Just weeks before the Cuomo administration takes over the New York Racing Association, state officials are moving to sell what they say are two underused parcels of land at Belmont Park.
The decision to sell the land, which totals 36 acres, was made Aug. 30 at a meeting of the state's Franchise Oversight Board, which has wide authority over NYRA finances. NYRA gave up its ownership claims for Belmont, Aqueduct Racetrack, and Saratoga Race Course in a 2008 deal that extended its exclusive franchise to operate racing at the facilities.
The oversight board, working with the Cuomo administration's economic development agency, will release during the week of Sept. 2 a request for proposals for parties interested in developing the sites, according to a spokesman for the governor's budget division. Robert Megna, the governor's budget director, is chairman of the Franchise Oversight Board.

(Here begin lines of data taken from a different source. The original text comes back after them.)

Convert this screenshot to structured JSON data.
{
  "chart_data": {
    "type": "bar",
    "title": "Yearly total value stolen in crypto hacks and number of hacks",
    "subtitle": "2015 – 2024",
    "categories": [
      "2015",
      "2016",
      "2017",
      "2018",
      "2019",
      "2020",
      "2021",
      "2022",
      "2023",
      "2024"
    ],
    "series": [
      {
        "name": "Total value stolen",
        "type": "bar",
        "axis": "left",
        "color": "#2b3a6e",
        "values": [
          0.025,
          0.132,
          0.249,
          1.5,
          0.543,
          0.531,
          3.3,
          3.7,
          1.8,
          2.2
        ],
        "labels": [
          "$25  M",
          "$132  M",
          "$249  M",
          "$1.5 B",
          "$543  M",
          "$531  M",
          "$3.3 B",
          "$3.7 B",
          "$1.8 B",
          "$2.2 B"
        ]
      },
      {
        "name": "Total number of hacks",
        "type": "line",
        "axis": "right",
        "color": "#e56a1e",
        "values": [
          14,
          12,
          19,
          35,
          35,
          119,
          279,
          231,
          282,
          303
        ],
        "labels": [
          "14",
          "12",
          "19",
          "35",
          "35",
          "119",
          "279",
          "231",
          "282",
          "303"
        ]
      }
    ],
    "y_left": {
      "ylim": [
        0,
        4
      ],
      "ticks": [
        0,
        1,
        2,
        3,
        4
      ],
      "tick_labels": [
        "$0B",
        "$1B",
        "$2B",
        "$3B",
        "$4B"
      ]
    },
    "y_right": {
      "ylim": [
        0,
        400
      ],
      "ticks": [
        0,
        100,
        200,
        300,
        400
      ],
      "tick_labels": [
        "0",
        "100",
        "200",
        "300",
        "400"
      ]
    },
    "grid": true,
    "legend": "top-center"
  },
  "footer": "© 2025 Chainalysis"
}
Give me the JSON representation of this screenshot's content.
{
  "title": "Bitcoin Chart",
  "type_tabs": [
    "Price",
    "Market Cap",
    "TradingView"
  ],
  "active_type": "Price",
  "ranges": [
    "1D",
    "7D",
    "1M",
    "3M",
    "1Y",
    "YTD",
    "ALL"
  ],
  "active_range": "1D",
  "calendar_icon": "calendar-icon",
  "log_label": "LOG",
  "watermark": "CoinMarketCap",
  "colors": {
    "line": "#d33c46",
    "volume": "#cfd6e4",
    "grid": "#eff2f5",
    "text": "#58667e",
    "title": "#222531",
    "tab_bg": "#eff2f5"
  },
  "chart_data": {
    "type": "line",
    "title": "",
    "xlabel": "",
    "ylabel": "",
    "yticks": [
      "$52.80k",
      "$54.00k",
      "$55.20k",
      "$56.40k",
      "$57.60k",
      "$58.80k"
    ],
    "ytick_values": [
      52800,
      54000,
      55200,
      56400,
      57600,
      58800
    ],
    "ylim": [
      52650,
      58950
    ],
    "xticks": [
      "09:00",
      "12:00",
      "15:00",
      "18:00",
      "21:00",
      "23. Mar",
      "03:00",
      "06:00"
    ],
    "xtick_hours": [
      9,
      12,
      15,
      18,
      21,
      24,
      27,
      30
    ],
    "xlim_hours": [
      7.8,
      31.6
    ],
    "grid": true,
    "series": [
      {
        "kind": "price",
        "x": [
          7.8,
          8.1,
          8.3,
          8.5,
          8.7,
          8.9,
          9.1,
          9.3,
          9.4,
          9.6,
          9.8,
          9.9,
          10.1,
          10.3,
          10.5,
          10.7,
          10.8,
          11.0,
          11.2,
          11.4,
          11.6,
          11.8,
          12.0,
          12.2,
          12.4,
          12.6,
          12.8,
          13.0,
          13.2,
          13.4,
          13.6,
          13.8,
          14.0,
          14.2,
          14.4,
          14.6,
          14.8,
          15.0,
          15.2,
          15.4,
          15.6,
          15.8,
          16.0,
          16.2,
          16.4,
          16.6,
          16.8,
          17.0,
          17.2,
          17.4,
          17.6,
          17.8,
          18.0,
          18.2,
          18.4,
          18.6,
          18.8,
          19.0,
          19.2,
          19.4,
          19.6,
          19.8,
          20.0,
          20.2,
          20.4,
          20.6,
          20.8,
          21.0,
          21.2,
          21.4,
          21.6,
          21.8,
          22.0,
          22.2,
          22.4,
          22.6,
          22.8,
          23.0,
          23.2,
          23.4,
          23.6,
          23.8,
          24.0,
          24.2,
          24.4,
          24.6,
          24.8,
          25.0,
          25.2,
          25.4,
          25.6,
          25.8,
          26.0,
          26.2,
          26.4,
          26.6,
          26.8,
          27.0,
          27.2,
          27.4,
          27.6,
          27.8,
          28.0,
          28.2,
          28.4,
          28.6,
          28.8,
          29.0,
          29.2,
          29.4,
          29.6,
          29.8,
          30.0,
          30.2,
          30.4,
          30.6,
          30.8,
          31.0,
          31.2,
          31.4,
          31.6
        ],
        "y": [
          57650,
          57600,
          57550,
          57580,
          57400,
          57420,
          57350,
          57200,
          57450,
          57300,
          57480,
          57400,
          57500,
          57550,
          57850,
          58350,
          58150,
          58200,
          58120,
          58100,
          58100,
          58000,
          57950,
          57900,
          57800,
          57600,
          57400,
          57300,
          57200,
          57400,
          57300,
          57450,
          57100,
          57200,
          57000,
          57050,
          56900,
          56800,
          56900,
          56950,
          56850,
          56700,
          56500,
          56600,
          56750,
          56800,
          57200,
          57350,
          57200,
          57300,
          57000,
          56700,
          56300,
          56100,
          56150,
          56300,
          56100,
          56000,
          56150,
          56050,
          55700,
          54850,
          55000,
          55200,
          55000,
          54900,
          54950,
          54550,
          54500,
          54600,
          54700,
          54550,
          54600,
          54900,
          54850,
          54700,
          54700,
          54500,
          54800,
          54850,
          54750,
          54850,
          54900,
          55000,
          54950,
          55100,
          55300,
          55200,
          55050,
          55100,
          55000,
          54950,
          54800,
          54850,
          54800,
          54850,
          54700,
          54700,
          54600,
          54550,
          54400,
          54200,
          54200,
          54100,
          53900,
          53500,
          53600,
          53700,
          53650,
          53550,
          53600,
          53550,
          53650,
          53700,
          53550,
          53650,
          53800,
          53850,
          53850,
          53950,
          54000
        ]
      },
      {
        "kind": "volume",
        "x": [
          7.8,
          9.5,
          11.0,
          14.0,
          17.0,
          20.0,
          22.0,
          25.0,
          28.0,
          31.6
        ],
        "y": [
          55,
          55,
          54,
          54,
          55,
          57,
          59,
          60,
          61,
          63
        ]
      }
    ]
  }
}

Both parcels, the administration said, are parking areas that remain unused throughout the year except on Belmont Stakes (gr. I) day.
The first parcel, which is eight acres, sits in an area next to railroad tracks; its potential uses can include lodging, resort, and spa facilities, or "any use complementary to horse racing,'" officials said. The second parcel, which is 28 acres in size, may be developed into retail, lodging, professional office space, or institutional or educational use.
The administration said there can be no residential development or video lottery terminal facility on either of the two sites. The possible uses were established in a ground lease agreement in 2008 between the state and NYRA.
A NYRA spokesman declined comment on the possible land deal.
A resolution approved by the Franchise Oversight Board said the state wants to "explore opportunities" to develop the parcels in a competitive process, thereby holding out the possibility the land would not be developed.